Automatic handwriting recognition of digit strings, is of academic and commercial interest. Current algorithms are already quite good at learning to recognize handwritten digits, which enables to use them for sorting letters and reading personal checks. Neural networks are a powerful technology for classification of visual inputs arising from documents, and have been extensively used in many fields due to their ability to approximate complex nonlinear mappings directly from the input sample. Different variations of Multi-Layer Neural Networks (MLNN), using back propagation training algorithm, yield a very high recognition rates on handwritten digits benchmarks, but lacks the aspect of speed in training time. Learning time is an important factor while designing any computational intelligent algorithm for classifications, especially when online improving by adapting new samples is needed. Extreme Learning Machine (ELM) has been proposed as an alternative ANN, which significantly reduce the amount of time needed to train a MLNN and has been widely used for many applications.
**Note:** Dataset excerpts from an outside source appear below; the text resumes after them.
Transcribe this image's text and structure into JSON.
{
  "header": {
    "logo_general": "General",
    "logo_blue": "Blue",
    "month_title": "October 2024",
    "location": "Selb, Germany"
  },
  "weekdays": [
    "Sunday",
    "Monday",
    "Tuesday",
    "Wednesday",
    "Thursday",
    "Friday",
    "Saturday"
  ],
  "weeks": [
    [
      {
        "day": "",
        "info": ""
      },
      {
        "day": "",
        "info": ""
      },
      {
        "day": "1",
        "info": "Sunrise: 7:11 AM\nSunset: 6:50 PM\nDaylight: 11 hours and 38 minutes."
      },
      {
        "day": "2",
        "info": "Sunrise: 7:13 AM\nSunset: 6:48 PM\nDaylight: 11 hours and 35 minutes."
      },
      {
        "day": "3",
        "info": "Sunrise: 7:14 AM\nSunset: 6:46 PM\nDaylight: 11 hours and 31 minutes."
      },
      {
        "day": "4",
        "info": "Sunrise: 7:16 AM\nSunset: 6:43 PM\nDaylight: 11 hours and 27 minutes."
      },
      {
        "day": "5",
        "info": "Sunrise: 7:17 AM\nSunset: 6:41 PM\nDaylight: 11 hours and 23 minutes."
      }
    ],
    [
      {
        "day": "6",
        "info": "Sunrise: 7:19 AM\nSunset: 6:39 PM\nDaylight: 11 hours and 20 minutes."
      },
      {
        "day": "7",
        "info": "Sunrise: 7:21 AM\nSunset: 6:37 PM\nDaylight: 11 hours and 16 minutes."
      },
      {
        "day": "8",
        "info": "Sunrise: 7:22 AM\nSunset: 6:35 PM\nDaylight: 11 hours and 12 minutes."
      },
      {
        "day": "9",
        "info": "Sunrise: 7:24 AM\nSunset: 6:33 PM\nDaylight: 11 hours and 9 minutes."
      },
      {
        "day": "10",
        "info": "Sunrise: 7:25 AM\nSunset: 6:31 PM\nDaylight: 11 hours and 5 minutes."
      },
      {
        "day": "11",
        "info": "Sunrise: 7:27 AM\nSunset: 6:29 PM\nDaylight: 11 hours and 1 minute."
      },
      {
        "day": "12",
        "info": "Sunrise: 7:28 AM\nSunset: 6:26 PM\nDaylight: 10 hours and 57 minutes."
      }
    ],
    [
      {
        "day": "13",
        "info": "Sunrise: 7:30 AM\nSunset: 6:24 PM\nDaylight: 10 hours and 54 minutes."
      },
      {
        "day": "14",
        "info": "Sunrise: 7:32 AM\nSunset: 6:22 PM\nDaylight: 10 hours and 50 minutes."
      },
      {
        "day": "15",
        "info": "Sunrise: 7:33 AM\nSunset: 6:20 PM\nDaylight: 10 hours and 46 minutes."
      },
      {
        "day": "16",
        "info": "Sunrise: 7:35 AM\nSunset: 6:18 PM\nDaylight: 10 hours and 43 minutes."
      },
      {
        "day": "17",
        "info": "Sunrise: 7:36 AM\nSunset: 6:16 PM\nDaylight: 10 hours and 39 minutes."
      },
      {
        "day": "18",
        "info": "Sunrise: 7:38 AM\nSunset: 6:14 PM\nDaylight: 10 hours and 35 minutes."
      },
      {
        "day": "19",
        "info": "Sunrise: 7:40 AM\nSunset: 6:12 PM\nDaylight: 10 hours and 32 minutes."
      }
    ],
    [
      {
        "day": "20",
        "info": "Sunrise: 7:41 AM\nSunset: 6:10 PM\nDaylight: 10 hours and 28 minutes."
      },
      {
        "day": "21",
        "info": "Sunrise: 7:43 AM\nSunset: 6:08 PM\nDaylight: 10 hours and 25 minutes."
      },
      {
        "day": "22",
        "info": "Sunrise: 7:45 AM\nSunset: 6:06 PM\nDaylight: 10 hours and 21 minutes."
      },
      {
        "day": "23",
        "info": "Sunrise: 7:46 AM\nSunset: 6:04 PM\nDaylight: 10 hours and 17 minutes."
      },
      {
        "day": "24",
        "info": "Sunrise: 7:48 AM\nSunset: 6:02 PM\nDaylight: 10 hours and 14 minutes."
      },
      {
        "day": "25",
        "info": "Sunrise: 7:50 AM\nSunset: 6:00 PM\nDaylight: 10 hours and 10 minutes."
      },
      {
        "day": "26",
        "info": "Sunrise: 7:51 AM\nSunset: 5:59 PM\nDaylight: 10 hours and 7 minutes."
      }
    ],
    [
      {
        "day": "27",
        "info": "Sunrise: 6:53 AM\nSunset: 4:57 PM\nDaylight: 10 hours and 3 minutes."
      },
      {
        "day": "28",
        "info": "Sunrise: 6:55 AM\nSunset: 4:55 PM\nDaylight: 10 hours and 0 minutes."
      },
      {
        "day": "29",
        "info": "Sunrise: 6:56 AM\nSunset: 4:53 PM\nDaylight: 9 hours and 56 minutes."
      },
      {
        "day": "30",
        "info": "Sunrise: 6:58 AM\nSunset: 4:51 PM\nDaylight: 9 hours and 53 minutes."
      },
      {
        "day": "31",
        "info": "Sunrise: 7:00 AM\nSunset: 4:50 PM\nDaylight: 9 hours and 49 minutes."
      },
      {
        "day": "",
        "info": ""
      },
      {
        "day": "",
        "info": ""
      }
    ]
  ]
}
The ELM analytical process of learning reduces the time of learning comparing to back propagation by avoiding the process of iterative learning. In this paper, we present a process which boosts few Extreme learning machines using Ada-boosting in order to improve the recognition rates iteratively. A pre-processing step is used to improve the ability of the ELM, and special weighting process to improve the boosting process. To evaluate the presented approach, we have used the (HDRC 2013) data-set which have bee used at the 2014 competition on handwritten digit string recognition organized in conjunction with ICFHR2014 of Western Arabic digit string recognition with varying length. Very high accurate results in terms of very low error rates while keeping efficient time of online training were achieved by the presented approach, which enables on demand time/precision tradeoff.